Learning from Spam Bots
So what can be done to minimize the threat posed by malicious bots? Individually, website operators can counter malicious bots with security solutions, like our own, which offer protection from application layer attacks. These include automated hacking attempts, scraping, spamming and DDoS attacks.
On a larger scale, however, security solutions can only treat the symptoms of the actual problem, which is a rapid expansion of botnets, leading to growing amounts of automated attacks.
While it would be naïve to assume that such malicious activity can be completely eradicated, there are ways to limit the motivations that drive its growth. To us, this is the moral of the story of Spam bots; a group of malicious bots that saw a radical decline, from two percent in 2012 to 0.1 percent in 2015.
Once again, it all boils down to motivation.
Prior to 2012, spam bots were commonly employed by Black Hat SEOs who used them to auto-inject links across dozens, hundreds or even thousands of domains at a time. The incentive was the SEO boost the spam links provided, which helped the linked domain climb higher in search engine result pages (SERP).
Things changed in April 2012, when Google stepped up its war against Spam by introducing the first of its Penguin updates. The change in the algorithm penalized all websites involved in spam distribution—not only those who profited from spam links, but also those who hosted them.
With this new proactive approach, Google turned link spam into a high risk/low reward activity. More importantly, it motivated website operators to harden their anti-spam measures to prevent being penalized for allowing spam links on their websites.
This zero-tolerance approach, which promotes security awareness and individual responsibility should be applied to other aspects of online activity.
For example, industry standards could be used to enforce hardened security of connected devices, the negligent handling of which often leads to the creation of botnets that spawn malicious bot traffic. On the other end, legal action and consumer movements could promote a no-negotiation policy with cyber-extortionists, taking away one of the main motivations for hacker activity.

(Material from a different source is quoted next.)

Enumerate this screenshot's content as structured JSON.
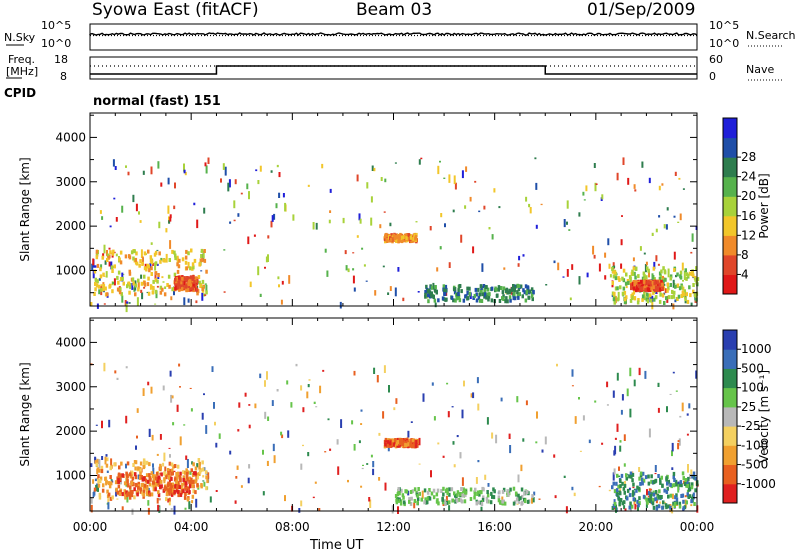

This year, for the first time ever, concerns about botnet activity were voiced by the White House. We also witnessed the prosecution of high-profile botnet operators in the US and EU. While these are unlikely to deter other perpetrators, such steps are important to promote awareness and guide a discussion on the topic of malicious bots, their origin, MO and damage potential.
What’s still missing are ground rules that can be adopted by the private and governmental sectors. These rules need to define how the botnet threat should be address and contained, if not resolved.